Starting from 26th February 2022, OONI data collected from Russia started to show that twitter.com was inaccessible on many networks in the country, as illustrated below.
OONI data analysis suggests that access to twitter.com was throttled in Russia between 26th February 2022 to 4th March 2022. As the throttling of twitter.com seems to have stopped across all ISPs in Russia at the same time (~08:00 on 4th March 2022 UTC), it appears to have been centralized. Moreover, interference to twitter.com appears to have changed from throttling to blocking (through the injection of a RST packet) on 4th March 2022.
Starting from 3rd March 2022, OONI data shows the blocking of facebook.com on multiple networks in Russia, where connection resets are observed (similarly to the blocking of Twitter).

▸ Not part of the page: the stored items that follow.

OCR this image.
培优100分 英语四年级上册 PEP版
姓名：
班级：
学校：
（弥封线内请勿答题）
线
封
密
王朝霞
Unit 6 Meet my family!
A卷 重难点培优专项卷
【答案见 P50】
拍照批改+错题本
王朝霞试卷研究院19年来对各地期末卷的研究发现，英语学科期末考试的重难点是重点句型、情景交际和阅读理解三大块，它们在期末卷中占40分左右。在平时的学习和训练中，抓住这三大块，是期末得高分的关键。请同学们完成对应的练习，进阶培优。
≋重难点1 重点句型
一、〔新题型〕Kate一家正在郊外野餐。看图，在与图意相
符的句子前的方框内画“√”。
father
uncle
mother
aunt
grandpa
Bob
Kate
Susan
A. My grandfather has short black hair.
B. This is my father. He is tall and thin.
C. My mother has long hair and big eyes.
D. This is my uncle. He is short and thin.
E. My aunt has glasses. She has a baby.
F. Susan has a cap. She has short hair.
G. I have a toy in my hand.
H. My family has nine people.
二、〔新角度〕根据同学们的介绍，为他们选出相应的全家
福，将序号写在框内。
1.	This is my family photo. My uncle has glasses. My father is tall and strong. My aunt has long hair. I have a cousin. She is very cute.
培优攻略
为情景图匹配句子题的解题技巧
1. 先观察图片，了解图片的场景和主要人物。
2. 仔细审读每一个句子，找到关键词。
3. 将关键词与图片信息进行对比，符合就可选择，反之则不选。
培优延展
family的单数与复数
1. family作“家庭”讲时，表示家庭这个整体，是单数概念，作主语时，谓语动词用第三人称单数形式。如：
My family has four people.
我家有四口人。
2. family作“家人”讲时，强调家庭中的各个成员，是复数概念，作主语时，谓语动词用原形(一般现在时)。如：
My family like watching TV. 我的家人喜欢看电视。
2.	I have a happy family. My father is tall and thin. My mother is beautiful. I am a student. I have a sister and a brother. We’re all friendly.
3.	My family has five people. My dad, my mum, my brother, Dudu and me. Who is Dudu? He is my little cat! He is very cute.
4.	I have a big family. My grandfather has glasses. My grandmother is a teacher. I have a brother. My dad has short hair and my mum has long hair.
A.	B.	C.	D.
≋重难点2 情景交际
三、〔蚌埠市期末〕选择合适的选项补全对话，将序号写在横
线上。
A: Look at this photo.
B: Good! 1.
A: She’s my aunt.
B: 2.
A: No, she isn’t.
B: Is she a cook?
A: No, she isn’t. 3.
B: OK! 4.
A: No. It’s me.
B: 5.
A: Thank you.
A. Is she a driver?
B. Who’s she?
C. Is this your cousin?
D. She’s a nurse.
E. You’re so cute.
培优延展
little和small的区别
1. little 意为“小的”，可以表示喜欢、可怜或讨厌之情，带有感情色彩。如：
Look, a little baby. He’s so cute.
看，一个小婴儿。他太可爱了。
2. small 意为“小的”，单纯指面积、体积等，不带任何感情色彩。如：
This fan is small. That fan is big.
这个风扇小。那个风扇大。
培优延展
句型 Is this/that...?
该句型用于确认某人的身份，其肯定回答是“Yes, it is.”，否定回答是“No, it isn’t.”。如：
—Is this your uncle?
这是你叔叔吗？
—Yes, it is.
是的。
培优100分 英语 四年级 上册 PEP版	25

The following chart aggregates OONI measurement coverage from Russia, showing that the blocking of facebook.com started several days after the blocking of twitter.com.
On 13th March 2022, some ISPs in Russia started to block access to www.instagram.com as well, as illustrated through the following chart.
As is evident from the above chart, all three social media platforms remain blocked on multiple networks in Russia (but remain accessible on a few networks).
Beyond social media platforms, OONI data also shows that multiple ISPs in Russia started blocking access to independent Russian news media websites (such as Dozhd and New Times) and foreign news media websites (such as BBC, Deutsche Welle, Russian version of Voice of America, and Russian service of Radio Liberty), as summarized through the following chart.
On 17th April 2022, OONI data shows that ISPs in Russia also started blocking access to the Human Rights Watch website (hrw.org).
Overall, OONI data collected from Russia shows that the implementation of internet censorship is decentralized. Every ISP in Russia is responsible for implementing government-mandated blocks independently. As a result, we observe variance in how internet censorship is implemented across Russia, as blocks are not implemented on all networks in the country, and different ISPs adopt different censorship techniques. Some ISPs implement blocks through the use of multiple techniques at the same time, making circumvention harder.